We’re stunned and even angry about this. Amazingly Abraham goes. It has been noted that the only time Abraham speaks in this story is to present himself obediently to God. ”Here I am,” he says. That’s it. “Here I am.” He listens and obeys, walking up a hill with his son, his only son (a significant phrase in the story) planning all the while to do what we could never dream of doing.


Abraham’s story has the kind of ending we always hope for. The tragedy is averted. Abraham raises the blade above his son but his hand is stayed, Isaac is spared, and God provides a ram for the sacrifice. They all go home together happy and relieved. But there’s nothing in this story that says our willingness to let go means that we will eventually be allowed to keep what we so deeply cherish.

Too many parents have wept over the grave of a child. Too many competent and capable people have been told they no longer have a job. Too many strong and able-bodied people have been incapacitated. Sometimes we let go and we are left empty handed.

This is foolishness to us.

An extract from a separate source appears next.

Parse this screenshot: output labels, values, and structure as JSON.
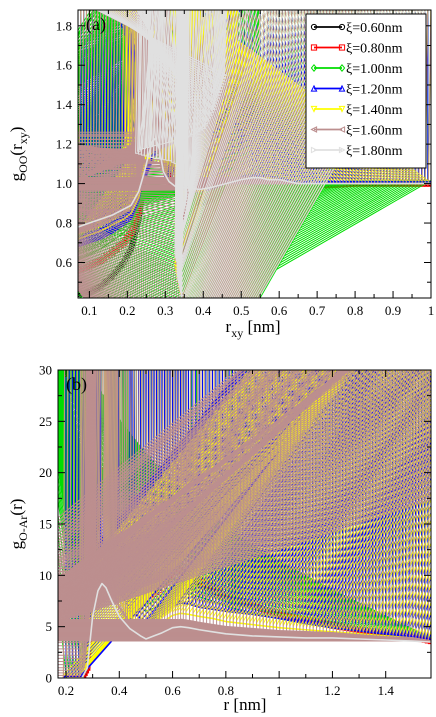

Maybe that’s why Paul quotes Isaiah 40:13 in his discussion about God’s wisdom and how it runs counter to our wisdom. “Who has known the mind of the Lord that he may instruct him?”

Sometimes wisdom asks us to stand before God with open hands and say what Abraham said. “Here I am.” This means we hold every gift as just that, a gift: Our health, our work, our loved ones. All of it comes to us by grace. The world’s wisdom says that we have a right to these things. God’s wisdom asks us to offer them up – always careful never to worship the gift above the giver.

What are you being asked to let go of today?

We give you thanks, O God, for every gift you place in our life. Make us mindful today of what we cherish, and help us to cherish it rightly – ever thankful, humble before you, never allowing your gift to become a god that rivals your place in our heart. We would live every day with this simple prayer: “Here I am.” Amen.